A greater part of the gathered data points out that the protein-protein interaction between GR and NF-κB is most likely to occur in the nucleus. A first piece of evidence has been referred to above, namely the unchanged footprinting pattern of NF-κB bound to its response element in the GC-repressible ICAM promoter (Liden et al., 2000). Secondly, when p65 is fused to a DNA-binding yeast protein Gal4 this fusion protein is completely nuclear and now able to transactivate a GAL4 binding site containing reporter gene. Importantly, GCs can inhibit the transactivation of Gal4-p65 to the same extent as of wild-type p65, arguing that GC repression is a nuclear phenomenon (De Bosscher et al., 1997). The transactivating Cterminus of p65 has been shown to contact the general transcription factors TFIIB and TBP (TATA-binding protein) in vitro (Schmitz et al., 1995); this binding could help stabilizing TFIID interactions to build up a functional promoter initiation complex (PIC) and to start gene transcription. The importance of the promoter context close to the TATA box sequences in mediating transrepression was exemplified by the finding of a NF-κB-driven gene that was no longer responsive to GC-mediated repression (De Bosscher et al., 2000b). Finding the sequences that determine this unexpected promoter specificity is an important issue. Another study exploring events around the start site of transcription came up with exciting new evidence that GR mediates repression by interfering with the phosphorylation of a Serine residu in the Cterminal domain of RNA polymerase II, again, without inhibiting assembly of the PIC (Nissen and Yamamoto, 2000).
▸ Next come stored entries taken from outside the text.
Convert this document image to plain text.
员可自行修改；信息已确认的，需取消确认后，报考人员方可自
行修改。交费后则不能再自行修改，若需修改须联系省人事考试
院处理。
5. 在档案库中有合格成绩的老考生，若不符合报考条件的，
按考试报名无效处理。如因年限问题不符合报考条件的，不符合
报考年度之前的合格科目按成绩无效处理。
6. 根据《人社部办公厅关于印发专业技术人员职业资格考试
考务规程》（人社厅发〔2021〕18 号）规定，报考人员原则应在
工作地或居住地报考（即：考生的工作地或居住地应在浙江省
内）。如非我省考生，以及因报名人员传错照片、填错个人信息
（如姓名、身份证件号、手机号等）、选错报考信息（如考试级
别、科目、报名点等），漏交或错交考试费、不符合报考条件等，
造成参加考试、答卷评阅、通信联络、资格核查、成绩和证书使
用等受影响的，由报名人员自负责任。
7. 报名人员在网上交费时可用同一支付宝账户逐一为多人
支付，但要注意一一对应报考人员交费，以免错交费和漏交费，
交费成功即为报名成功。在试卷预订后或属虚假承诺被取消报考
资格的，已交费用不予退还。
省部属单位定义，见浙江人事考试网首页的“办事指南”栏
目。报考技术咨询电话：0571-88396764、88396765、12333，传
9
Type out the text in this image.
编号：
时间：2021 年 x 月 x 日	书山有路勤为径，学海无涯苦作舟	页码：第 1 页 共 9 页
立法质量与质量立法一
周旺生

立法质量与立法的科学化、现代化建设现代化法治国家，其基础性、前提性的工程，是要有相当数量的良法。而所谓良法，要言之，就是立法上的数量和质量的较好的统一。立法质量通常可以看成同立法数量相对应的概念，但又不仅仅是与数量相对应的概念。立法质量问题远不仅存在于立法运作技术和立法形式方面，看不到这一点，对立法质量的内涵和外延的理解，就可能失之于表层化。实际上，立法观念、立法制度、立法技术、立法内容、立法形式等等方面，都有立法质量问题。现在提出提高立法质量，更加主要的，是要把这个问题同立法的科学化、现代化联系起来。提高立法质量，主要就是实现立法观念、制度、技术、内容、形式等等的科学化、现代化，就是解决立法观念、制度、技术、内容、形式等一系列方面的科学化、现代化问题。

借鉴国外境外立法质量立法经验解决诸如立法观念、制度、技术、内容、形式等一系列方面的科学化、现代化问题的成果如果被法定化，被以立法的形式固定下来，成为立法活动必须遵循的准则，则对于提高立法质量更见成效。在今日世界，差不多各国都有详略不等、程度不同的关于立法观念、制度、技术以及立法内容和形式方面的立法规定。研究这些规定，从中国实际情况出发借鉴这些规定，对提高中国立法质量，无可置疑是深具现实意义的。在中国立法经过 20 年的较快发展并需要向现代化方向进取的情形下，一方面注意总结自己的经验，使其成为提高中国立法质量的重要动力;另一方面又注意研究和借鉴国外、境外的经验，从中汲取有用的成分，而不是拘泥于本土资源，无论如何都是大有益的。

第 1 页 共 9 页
Cofactors are nuclear proteins that are able to form a bridge between transcription factors and the basal transcription machinery, without contacting the DNA themselves (Horwitz et al., 1996). They are often associated with an enzymatic activity, either a histone acetylase or a histone deacetylase activity, depending on their function as a coactivator or a corepressor, respectively. Histone acetylation is believed to be important for relaxing chromatin and favouring gene transcription, the opposite holding true for histone deacetylation (Wolffe and Pruss, 1996; Wolffe, 1997). The abovementioned result postulates the existence of a novel type of corepressor, associated with the LBD of GR, possibly a serine-2- phosphatase or a serine-2 kinase inhibitor (Nissen and Yamamoto, 2000).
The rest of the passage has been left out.